Хинкмар из Реймса был первым автором, включившим в «Житие св. Антония» рассказ о слуге сенатора, влюбившемся в дочь своего хозяина. Продав свою душу дьяволу, камердинер завоевал ее сердце. Он спасся только с помощью святого, который помог ему обыграть Дьявола и заставил его расторгнуть контракт.
Слово «игра» было обведено, а над ним — надпись: IX.VI, Хозяйки Леса (venefica), праздник осеннего Эквинокция. Они знают про игру Г.О.Д.
Буквы превратились в сплошную бессвязную массу, когда я увидела этот аккуратный каллиграфический почерк. Даже если мое сознание выжжет дотла адское пламя, я бы узнала его. Иштван.
Меня резко замутило, да так, что я едва успела добежать до ближайшего ведерка. Это могло быть только ловушкой, садисткой игрой чьего-то больного воображения. Месть О’Дима настигла меня раньше, чем я предполагала?
Почему ремарки на Кодексе написаны почерком грандмастера Табулы Разы? Почему старый ублюдок лгал мне, что манускрипт лишь легенда?! Бесчисленные вопросы, ни единого ответа. В какой же водоворот втянула меня лишь одна несчастливая встреча.
«Одолеть дьявольскую сущность можно, лишь вступив с ним в его же игру». Какую игру? И, что гораздо важнее, как в ней победить?

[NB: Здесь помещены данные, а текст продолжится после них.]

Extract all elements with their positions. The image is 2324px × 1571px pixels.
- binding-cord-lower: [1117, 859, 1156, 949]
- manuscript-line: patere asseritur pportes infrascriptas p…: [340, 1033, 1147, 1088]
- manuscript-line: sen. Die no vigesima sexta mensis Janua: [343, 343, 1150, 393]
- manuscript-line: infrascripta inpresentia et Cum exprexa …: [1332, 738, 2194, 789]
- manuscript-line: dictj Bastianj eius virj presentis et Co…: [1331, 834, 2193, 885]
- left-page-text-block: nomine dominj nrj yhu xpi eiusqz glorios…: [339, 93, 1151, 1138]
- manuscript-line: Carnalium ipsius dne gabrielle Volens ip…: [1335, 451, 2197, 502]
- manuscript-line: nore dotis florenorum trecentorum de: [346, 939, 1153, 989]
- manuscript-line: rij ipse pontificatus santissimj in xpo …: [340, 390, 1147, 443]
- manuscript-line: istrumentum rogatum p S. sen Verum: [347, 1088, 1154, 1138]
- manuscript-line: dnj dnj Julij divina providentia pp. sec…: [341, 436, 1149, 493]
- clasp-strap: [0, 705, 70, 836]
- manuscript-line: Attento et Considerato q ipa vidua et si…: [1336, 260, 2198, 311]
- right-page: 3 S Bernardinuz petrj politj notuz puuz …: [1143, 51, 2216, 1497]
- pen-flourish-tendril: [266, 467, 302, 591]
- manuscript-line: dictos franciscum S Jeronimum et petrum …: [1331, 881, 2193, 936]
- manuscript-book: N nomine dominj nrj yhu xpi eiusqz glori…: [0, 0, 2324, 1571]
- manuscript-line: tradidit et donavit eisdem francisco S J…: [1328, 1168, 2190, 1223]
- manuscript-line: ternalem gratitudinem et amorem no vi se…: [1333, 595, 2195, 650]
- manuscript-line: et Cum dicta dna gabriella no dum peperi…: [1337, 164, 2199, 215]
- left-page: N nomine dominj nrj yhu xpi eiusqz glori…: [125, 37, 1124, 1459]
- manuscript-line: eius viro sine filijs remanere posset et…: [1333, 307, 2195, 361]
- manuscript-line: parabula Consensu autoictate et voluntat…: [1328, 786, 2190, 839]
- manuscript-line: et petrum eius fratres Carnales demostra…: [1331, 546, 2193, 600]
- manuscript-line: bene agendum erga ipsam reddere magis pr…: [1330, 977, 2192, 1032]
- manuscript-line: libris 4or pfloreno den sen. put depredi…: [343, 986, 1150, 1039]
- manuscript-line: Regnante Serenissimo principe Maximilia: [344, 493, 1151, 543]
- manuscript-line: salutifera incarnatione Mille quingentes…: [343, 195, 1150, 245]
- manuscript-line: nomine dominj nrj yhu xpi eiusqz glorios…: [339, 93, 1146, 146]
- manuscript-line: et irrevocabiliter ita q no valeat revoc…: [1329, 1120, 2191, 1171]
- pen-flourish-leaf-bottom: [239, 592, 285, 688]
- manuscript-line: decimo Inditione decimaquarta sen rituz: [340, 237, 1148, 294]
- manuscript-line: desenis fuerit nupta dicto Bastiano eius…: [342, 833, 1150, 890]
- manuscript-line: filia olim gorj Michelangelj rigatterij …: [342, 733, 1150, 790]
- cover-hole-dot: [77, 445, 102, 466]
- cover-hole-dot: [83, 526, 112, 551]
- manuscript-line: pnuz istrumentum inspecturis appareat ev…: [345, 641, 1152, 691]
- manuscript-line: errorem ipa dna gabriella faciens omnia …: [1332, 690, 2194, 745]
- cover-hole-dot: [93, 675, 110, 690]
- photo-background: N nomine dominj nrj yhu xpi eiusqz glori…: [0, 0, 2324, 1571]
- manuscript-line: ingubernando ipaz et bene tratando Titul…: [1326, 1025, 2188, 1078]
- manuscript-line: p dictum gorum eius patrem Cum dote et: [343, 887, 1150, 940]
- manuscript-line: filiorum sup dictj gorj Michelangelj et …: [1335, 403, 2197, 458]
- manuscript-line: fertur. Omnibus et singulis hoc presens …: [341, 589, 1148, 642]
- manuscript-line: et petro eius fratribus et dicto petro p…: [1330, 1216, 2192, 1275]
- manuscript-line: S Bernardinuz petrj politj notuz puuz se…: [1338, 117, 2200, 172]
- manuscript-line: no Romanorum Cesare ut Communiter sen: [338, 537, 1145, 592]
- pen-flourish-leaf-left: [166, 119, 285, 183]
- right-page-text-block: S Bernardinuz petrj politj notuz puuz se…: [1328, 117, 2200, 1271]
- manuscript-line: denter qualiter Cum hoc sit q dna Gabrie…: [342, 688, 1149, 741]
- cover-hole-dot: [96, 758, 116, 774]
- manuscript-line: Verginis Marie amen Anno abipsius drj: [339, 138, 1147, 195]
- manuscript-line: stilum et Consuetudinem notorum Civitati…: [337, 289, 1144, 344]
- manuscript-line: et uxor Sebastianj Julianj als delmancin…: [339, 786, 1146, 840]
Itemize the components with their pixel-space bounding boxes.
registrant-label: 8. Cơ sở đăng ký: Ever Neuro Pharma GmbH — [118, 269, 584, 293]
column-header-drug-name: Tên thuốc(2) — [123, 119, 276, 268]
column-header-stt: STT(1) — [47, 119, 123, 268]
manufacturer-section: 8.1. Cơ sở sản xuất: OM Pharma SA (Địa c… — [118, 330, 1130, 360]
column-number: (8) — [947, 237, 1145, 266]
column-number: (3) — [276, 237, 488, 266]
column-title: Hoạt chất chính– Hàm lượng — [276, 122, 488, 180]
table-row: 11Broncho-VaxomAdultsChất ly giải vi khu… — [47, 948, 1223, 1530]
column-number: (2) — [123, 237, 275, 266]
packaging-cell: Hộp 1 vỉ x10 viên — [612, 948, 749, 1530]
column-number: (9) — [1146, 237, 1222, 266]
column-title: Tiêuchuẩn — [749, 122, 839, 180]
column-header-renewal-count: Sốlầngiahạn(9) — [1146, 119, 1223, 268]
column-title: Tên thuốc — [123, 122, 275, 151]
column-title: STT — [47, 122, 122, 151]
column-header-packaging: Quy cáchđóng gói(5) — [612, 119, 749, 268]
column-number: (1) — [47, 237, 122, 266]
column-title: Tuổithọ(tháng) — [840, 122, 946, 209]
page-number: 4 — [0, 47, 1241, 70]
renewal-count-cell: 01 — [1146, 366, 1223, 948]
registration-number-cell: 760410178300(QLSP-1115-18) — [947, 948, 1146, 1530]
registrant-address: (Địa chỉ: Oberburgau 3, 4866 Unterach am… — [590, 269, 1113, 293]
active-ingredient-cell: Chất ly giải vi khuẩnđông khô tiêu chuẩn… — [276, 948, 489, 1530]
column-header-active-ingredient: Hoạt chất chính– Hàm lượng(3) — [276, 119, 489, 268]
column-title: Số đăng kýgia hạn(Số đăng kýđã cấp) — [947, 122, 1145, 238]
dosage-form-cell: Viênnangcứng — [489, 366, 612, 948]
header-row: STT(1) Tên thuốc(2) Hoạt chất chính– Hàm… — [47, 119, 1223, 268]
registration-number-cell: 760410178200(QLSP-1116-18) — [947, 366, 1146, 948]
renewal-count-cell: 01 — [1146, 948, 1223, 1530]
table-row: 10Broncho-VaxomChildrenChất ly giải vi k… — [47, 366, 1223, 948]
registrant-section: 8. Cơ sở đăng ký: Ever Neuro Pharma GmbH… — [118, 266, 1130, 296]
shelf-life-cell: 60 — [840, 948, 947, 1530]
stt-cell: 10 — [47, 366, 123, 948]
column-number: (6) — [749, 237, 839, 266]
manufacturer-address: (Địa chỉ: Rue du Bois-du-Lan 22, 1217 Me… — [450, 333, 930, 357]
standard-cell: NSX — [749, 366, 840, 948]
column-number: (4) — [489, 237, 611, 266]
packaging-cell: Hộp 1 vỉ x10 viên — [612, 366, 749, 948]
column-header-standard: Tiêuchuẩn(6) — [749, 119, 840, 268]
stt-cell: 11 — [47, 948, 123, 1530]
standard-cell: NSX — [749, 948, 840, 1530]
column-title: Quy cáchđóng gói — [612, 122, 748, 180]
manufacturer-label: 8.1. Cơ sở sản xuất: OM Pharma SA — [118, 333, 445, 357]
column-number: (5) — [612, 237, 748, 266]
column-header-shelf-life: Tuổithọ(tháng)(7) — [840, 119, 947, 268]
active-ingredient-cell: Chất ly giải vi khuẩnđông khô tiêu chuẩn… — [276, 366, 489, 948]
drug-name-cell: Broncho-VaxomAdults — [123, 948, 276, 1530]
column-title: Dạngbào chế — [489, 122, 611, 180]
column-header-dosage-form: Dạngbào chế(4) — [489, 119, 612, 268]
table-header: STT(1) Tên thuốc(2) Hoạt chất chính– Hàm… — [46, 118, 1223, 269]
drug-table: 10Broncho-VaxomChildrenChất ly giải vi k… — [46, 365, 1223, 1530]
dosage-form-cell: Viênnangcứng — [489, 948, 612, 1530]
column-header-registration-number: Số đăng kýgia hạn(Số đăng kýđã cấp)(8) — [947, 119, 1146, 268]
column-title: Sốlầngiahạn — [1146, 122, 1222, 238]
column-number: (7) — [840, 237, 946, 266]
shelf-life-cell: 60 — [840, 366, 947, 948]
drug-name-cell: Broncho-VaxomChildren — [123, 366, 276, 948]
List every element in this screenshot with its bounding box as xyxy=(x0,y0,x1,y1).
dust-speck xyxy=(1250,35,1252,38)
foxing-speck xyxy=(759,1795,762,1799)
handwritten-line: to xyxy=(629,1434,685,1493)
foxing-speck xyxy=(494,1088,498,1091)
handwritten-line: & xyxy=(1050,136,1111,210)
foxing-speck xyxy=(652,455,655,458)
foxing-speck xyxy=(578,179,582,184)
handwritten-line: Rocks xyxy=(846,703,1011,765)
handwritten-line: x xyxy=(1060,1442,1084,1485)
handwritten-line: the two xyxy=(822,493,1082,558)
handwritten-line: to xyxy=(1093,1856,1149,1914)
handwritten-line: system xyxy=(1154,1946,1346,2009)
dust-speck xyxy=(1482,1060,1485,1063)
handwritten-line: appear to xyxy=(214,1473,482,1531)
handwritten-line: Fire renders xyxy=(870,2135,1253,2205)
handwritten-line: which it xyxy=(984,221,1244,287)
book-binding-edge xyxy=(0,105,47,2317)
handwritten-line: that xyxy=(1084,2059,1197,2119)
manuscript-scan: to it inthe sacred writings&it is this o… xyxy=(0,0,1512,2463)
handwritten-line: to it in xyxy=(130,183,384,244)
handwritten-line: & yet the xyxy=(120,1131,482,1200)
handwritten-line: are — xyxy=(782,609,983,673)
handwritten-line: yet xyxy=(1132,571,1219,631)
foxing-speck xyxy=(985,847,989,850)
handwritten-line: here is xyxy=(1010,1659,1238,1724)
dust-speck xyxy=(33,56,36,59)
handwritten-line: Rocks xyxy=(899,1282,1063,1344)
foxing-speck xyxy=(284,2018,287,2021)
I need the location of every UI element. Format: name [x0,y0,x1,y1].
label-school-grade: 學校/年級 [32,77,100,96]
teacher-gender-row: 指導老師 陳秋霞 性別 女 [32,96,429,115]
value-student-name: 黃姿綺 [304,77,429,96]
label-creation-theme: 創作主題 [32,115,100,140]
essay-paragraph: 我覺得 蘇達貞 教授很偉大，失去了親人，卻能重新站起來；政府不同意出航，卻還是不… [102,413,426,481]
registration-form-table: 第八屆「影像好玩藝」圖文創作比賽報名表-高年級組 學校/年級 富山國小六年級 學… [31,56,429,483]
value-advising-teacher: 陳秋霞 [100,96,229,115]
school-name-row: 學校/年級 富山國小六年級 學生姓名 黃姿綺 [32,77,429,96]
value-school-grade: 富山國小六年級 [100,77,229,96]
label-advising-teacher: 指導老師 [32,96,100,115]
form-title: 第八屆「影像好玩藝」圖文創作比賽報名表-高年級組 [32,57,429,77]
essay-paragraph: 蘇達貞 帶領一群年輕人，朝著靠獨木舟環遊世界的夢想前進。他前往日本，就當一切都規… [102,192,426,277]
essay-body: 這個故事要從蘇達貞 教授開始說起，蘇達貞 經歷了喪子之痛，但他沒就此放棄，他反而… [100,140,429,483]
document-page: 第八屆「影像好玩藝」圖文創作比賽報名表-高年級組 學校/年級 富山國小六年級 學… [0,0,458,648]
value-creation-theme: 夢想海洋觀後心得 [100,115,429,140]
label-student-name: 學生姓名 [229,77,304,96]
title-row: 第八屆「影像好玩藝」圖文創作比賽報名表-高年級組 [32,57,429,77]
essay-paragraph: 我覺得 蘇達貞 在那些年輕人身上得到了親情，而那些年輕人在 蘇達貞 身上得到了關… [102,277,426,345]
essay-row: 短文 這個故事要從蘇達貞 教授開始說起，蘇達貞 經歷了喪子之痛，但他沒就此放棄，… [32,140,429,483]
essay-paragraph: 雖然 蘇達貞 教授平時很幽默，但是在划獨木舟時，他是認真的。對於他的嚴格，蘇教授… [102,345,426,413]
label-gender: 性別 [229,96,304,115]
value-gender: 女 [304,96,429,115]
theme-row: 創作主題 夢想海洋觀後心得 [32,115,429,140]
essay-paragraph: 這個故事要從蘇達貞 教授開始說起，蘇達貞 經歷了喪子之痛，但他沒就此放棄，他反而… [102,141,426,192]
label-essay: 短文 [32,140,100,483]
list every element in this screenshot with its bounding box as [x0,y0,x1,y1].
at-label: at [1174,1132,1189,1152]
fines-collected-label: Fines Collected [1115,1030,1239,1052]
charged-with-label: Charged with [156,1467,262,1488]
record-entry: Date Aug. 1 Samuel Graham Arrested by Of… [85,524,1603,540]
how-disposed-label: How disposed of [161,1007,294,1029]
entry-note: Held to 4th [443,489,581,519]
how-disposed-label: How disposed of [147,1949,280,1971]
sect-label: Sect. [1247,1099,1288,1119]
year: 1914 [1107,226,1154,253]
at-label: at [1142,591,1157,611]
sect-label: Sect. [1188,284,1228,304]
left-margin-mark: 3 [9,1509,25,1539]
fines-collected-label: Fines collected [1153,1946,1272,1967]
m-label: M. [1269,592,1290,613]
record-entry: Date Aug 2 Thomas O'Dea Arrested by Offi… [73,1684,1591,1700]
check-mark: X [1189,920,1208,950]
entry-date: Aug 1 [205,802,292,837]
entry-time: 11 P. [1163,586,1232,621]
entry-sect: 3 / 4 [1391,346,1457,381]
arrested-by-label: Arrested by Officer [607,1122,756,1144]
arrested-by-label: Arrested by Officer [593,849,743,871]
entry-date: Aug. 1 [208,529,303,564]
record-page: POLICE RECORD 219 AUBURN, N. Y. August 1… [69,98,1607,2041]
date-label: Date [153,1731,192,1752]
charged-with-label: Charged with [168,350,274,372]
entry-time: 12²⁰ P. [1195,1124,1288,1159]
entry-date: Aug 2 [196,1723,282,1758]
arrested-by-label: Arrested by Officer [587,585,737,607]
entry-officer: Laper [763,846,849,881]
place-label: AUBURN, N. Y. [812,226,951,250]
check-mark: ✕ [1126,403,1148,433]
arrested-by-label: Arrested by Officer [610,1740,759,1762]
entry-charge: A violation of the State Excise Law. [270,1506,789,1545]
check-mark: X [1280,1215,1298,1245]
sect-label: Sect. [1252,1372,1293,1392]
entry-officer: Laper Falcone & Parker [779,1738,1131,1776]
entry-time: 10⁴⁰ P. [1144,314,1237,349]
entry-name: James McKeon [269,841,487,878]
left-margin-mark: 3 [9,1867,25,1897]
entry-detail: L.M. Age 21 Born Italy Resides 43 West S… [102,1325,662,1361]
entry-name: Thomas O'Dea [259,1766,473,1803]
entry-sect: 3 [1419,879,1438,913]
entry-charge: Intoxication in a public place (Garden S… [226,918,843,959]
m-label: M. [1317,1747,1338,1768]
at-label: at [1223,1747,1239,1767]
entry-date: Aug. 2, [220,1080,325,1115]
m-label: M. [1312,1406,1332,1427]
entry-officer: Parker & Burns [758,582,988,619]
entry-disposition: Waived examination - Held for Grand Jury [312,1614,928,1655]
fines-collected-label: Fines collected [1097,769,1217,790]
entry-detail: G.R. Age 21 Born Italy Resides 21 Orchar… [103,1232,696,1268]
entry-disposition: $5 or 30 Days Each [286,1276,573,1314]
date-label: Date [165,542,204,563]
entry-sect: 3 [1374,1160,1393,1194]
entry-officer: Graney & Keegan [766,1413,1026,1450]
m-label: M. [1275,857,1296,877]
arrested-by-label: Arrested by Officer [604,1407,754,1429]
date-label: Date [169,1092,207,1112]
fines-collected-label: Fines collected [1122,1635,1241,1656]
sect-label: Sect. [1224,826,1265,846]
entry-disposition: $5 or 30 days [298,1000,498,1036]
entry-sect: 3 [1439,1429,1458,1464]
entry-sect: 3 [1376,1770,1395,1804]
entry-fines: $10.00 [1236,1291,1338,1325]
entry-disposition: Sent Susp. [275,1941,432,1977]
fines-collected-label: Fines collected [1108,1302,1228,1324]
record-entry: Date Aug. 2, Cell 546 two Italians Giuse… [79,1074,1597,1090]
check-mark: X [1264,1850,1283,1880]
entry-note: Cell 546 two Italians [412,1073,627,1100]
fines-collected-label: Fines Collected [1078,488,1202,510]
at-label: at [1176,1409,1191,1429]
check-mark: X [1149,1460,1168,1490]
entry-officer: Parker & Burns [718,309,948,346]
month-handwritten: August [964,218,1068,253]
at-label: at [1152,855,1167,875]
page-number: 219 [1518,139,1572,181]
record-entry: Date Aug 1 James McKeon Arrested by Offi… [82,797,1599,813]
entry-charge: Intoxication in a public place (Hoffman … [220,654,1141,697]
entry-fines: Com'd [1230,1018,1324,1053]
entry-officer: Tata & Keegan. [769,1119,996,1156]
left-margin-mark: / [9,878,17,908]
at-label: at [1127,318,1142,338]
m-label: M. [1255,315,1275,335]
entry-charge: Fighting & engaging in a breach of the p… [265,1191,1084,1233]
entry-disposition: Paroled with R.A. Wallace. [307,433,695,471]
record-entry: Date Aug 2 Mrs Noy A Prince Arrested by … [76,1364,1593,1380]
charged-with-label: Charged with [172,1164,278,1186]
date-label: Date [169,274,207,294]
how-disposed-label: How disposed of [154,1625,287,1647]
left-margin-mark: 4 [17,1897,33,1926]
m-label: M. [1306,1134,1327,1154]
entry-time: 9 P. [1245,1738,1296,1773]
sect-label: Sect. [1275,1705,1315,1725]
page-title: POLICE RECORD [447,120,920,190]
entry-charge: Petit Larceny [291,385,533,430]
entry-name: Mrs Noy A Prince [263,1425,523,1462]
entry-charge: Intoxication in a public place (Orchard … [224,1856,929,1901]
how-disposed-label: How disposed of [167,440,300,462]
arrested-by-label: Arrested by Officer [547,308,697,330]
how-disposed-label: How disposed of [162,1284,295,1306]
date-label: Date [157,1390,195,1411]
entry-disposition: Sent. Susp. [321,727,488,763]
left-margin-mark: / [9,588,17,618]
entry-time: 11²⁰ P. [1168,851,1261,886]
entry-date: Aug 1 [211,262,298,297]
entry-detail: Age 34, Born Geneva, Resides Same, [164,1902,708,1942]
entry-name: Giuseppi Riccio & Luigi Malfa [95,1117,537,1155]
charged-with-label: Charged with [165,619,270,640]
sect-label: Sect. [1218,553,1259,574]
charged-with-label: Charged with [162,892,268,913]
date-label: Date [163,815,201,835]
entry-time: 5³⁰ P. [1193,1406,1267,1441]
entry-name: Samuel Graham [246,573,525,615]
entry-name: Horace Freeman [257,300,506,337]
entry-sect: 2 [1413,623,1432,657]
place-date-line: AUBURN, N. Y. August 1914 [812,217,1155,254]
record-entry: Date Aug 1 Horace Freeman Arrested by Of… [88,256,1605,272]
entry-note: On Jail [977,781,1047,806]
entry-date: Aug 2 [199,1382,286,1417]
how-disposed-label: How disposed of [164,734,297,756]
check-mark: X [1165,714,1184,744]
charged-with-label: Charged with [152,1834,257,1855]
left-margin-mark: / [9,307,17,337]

Праздник осеннего Эквинокция, посвященный древнему языческому богу Вейопатису. В деревенских общинах Велена он до сих пор празднуется, туда еще не добрался испепеляющий жар Вечного Огня. На Лысой Горе в этот праздник устраивают жертвоприношения. Если где и можно повстречать Хозяек Леса, то только там и в эту ночь.
Завтра. Это не может не быть западней — такое совпадение слишком маловероятно. Нужно срочно спросить Ольгерда, что он прочтет на этой странице — манускрипт мог пытаться подчинить себе мое сознание, повести по ложному пути.
Адель испепелила меня взглядом, но все-таки сказала, что атаман отдыхает и велел не беспокоить. Будь я чуть меньше напугана, не ворвалась бы к нему в спальню, но Ольгерд даже не слышал моего отчаянного стука.
Плотные шторы едва пропускали солнечный свет, но я все равно увидела атамана, крепко спящего на широкой деревянной кровати с резными ножками.. Он уснул за чтением «Битв, изменивших ход истории Нильфгаарда», тяжелого тома еще старой императорской печати. Если Ольгерда убивать, то только во сне. Еле разбудила.
— Да ты вконец ополоумела?! — Ольгерд схватился за рукоять карабелы, но, увидев мои дрожащие губы, опустил оружие.
— Прошу тебя, это очень срочно. Ты можешь прочитать эту страницу?
Слишком темно, нужно было раздвинуть шторы. Роскошная у него спальня, особенно бадья из облицованного дерева. А из окна открывался потрясающий вид на озеро.